Баки трясло от наслаждения, от перенапряжения всех мышц. Он был сладко вымотан, хотя ничего не делал, только принимал ласки. А сейчас он сидел под теплыми струями воды, тискал Брока, и ничего ему больше не было нужно.
— Какой же ты охуенный, — пробормотал Баки, поглаживая Брока всего, куда дотягивался, медленно отходя от невероятного оргазма. Наверное, именно так и должно быть с человеком, которого любишь, которого хочешь, и желанию твоему не день-два, не неделя, а долгие месяцы, в которые ты мог только смотреть.
Ответить Броку не получилось, он лишь дотянулся до вентиля и чуть уменьшил поток воды, чтобы не заливало лицо, устроился в объятиях. Стоило дожить до сорока, чтобы понять, что всё, что было то блёклое и неважное и тянет только на опыт, а никак не полноценную жизнь. С Барнсом эти вопросы в голове не возникали. Было хорошо.
— Командир? — где-то ещё минут через пятнадцать в дверь душевой достаточно деликатно постучали, заставив вздрогнуть. Разом вспоминая где они и из-за чего. — Ты там жив? Если что, искусственное дыхание тебе Веласкес делать будет, как тот, кому помирать уже не страшно.
— Эй, — раздалось приглушённое. — А чего сразу я?
Брок хохотнул и хлопнул Барнса по бедру.
— Пора вылезать, а то детишки смотри как волнуются, — и уже громче добавил для бойцов: — Живой и заёбанный! Кто рискнёт поинтересоваться почему?
За дверью сразу всё стихло.
— Знаешь, — Баки поднялся, подняв и Брока, вымыться все же стоило, — мне иногда кажется, что вне миссий, вне пиздеца, ты не командир боевого подразделения Страйк, а воспитатель детсадовской группы, в которую и я, надо сказать, вхожу. Потому что ни с кем, кроме тебя, я не работаю. Они или боятся меня, или мне не нравятся.

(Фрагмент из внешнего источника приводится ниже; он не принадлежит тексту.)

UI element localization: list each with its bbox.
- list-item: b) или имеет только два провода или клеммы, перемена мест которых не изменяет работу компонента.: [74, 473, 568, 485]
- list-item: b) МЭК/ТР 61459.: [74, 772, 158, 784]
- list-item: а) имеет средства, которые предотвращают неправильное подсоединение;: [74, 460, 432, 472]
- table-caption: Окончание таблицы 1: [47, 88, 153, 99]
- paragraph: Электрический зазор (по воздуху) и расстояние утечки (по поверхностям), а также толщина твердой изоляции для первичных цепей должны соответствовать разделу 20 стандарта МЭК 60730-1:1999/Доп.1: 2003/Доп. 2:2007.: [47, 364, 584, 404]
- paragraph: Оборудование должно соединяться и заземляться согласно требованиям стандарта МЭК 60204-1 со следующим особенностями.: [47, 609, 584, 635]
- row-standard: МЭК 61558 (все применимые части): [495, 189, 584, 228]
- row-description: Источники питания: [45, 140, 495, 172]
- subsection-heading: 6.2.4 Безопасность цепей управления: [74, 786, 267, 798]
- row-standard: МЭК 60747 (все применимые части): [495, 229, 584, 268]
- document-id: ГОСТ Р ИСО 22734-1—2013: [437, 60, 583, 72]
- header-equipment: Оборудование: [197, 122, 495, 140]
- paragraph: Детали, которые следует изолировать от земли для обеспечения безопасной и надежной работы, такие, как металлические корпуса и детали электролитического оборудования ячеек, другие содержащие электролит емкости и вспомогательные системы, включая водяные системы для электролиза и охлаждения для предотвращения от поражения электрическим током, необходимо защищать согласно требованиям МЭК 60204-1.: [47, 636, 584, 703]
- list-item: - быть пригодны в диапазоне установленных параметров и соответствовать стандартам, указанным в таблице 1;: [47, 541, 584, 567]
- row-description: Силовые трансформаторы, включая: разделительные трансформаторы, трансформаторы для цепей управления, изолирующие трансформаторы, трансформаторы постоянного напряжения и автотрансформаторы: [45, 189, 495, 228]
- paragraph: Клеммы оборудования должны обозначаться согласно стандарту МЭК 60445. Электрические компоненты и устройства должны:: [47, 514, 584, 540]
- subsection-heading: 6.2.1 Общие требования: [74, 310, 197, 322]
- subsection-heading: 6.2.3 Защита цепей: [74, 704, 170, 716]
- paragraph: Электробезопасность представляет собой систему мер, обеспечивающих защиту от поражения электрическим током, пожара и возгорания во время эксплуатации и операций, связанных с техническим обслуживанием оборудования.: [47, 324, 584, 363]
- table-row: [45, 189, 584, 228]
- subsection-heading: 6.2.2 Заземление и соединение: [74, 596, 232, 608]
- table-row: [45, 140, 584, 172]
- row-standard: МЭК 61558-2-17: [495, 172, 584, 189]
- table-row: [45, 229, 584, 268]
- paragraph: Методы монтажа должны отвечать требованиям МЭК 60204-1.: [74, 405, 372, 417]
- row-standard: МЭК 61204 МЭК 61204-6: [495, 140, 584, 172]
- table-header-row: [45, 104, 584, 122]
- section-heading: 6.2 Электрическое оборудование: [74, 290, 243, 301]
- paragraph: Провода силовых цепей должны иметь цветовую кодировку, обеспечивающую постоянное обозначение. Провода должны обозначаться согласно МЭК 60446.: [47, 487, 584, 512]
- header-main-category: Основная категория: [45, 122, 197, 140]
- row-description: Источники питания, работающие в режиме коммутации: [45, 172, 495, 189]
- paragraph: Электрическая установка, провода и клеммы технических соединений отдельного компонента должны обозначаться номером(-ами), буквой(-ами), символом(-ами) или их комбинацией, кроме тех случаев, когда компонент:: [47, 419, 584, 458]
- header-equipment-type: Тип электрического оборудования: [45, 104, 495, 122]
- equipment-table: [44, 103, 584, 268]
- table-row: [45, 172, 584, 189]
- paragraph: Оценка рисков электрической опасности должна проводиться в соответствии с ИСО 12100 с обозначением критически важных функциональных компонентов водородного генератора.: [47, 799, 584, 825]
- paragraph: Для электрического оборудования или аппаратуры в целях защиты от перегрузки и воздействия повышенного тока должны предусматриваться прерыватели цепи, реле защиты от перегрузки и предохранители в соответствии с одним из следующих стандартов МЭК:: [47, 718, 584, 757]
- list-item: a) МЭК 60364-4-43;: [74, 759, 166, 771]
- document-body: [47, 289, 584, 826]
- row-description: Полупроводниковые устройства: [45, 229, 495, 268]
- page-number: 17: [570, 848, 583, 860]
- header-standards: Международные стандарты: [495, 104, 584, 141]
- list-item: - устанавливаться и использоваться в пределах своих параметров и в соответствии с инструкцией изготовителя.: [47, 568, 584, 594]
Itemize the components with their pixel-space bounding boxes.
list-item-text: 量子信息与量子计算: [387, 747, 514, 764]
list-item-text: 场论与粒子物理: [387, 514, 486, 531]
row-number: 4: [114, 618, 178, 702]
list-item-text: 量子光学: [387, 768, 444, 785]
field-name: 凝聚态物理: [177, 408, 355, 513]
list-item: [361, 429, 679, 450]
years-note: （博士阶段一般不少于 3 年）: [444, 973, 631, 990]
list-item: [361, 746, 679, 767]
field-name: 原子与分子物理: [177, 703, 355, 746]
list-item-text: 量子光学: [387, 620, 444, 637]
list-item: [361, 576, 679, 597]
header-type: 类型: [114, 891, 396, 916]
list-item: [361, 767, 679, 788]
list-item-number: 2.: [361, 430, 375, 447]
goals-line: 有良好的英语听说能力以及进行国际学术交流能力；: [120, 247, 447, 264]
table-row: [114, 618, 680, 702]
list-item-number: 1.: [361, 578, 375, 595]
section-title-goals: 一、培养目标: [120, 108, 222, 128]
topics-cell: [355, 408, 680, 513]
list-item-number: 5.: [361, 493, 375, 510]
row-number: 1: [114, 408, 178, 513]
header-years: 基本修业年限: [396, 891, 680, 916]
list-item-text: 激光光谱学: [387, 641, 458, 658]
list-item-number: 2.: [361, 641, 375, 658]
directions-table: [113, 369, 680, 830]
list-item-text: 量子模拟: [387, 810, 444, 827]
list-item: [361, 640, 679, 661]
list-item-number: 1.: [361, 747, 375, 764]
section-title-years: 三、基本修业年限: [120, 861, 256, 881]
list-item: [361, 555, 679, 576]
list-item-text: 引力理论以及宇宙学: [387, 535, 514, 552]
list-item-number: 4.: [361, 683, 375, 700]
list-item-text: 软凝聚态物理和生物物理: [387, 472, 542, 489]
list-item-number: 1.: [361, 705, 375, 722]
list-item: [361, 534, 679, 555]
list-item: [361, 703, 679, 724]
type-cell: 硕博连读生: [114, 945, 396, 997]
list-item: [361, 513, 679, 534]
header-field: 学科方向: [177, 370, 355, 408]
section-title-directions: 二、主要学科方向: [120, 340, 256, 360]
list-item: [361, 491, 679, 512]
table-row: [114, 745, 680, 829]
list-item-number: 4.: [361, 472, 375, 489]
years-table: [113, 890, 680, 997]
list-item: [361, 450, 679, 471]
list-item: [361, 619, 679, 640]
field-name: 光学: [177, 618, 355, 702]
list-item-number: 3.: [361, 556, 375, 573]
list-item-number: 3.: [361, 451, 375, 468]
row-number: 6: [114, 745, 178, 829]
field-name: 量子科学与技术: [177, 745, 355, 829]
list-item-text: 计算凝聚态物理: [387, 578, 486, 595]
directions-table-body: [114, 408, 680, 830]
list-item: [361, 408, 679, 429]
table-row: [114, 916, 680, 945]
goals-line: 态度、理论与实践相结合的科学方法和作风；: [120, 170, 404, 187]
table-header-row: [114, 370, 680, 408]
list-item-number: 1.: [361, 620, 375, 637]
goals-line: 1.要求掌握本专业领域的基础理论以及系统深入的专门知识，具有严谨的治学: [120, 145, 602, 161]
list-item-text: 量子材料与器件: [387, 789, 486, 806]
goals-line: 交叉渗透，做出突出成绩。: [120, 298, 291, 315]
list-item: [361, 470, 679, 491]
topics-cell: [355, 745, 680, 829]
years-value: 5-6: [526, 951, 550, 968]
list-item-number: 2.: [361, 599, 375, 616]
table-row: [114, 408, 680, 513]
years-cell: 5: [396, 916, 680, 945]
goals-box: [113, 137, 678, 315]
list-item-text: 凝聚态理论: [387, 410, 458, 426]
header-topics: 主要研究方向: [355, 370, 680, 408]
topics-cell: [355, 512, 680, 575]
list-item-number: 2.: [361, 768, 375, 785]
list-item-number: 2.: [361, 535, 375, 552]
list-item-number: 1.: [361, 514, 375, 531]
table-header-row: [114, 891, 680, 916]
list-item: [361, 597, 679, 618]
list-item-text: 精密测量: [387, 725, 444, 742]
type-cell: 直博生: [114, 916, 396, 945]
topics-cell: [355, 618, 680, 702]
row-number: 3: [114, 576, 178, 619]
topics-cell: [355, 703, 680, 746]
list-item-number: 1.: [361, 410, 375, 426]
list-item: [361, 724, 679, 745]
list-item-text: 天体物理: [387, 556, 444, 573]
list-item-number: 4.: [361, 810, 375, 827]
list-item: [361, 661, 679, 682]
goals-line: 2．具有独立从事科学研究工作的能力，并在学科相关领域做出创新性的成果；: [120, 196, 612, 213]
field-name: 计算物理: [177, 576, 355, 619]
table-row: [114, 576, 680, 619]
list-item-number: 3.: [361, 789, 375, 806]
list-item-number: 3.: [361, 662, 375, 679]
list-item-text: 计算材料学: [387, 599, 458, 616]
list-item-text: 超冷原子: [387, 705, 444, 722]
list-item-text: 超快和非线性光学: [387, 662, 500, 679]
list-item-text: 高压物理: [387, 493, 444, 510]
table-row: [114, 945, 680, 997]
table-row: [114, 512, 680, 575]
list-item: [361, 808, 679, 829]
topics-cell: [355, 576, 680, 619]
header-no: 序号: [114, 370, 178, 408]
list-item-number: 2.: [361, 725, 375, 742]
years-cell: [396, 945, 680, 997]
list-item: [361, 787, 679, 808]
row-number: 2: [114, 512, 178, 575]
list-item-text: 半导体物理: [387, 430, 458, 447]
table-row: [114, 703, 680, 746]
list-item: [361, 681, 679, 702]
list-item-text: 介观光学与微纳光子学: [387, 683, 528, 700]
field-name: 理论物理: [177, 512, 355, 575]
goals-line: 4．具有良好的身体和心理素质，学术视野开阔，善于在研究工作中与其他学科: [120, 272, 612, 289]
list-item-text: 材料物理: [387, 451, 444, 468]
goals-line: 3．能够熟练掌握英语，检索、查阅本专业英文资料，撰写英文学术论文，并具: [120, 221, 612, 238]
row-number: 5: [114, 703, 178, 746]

Баки говорил и намыливал Брока всего очень споро, но все равно словно ласкал руками, глазами, только что языком мыльную тушку не облизывал.
— Очень даже возможно, — фыркнул от попавшего в нос мыла Брок, отзеркаливая действия Барнса. — Сколько я с вами вожусь вне рабочего времени? Каждого надо погладить, похвалить, выпороть за проёбы, объяснить, как никогда нельзя делать, и всё это я один.
— А ты Стива попроси тебе помочь, — рассмеялся Баки, брызгая в Брока водой, и плевать он хотел на то, что вода эта лилась на них сверху в полном объеме. — Или, хочешь, я попрошу. Скажу, что у тебя детский сад и мне с вами стало скучно, так он прибежит и построит так, как и не снилось.